A Russian court has handed a three-year suspended sentence to Yury Zhdanov, the father of Ivan Zhdanov, a close associate of jailed opposition politician Aleksei Navalny, in a corruption case critics say is politically motivated.

Zhdanov, who spent several months in pretrial detention, was released from custody after sentencing, his lawyer, Vladimir Voronin, announced on Twitter on December 19.

Prosecutors had asked for Zhdanov, 67, to be sentenced to three years in jail on charges of fraud and forgery. Zhdanov rejected the charges.

Zhdanov was arrested in late March and went on trial in Russia's Arctic city of Naryan-Mar in October.

Ivan Zhdanov, the former chief of Navalny’s Anti-Corruption Foundation (FBK), has accused Russia's presidential administration of trying to pressure him by arresting his father.

Yury Zhdanov is accused of recommending that a remote town’s administration, where he worked as an official before his retirement last year, provide a local woman with a subsidized apartment, though it later turned out that the woman's family had previously received housing allocations.

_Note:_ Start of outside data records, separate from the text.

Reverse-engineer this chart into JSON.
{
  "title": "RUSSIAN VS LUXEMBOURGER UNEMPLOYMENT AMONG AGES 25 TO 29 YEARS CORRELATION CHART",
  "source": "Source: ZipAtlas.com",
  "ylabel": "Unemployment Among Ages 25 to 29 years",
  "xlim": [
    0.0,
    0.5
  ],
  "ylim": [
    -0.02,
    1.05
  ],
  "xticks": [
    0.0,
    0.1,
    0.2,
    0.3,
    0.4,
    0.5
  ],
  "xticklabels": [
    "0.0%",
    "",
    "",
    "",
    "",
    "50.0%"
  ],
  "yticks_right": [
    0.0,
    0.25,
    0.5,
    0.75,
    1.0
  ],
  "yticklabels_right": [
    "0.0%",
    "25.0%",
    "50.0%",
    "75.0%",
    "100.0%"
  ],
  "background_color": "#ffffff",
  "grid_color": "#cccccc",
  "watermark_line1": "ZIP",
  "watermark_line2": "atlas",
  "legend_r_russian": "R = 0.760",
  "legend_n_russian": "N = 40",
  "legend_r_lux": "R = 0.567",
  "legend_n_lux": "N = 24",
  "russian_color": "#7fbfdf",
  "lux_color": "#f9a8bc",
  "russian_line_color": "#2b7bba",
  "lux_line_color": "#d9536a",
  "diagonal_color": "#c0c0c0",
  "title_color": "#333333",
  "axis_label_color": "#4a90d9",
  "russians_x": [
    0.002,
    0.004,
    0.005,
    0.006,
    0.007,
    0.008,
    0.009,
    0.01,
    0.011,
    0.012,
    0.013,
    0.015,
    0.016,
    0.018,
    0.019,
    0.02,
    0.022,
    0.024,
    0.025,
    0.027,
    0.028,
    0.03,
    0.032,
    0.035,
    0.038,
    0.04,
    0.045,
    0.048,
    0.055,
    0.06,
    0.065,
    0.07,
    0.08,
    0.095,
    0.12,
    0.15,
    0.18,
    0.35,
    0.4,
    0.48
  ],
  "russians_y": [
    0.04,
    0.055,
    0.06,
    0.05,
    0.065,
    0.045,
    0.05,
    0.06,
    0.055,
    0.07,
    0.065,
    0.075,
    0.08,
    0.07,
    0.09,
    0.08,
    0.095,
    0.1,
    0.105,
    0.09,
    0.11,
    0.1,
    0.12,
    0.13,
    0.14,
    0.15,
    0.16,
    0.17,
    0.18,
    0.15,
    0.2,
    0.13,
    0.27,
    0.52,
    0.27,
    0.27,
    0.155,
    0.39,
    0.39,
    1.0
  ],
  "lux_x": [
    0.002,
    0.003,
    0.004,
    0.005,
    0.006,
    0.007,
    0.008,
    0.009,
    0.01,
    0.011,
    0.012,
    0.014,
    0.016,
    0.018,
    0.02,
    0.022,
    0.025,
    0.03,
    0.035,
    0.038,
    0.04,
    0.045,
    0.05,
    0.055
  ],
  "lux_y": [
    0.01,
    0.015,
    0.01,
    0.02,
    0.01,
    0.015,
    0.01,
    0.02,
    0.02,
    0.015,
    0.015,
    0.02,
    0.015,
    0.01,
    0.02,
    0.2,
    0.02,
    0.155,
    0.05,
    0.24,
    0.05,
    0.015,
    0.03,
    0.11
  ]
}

The apartment was later returned to municipal ownership in accordance with a court decision and no one among those who made the decision was held responsible.

Navalny's FBK was known for publishing investigative reports about corruption among Russia's top officials, including President Vladimir Putin.

Earlier this year, the FBK and other groups associated with Navalny were labeled as extremist and banned in Russia.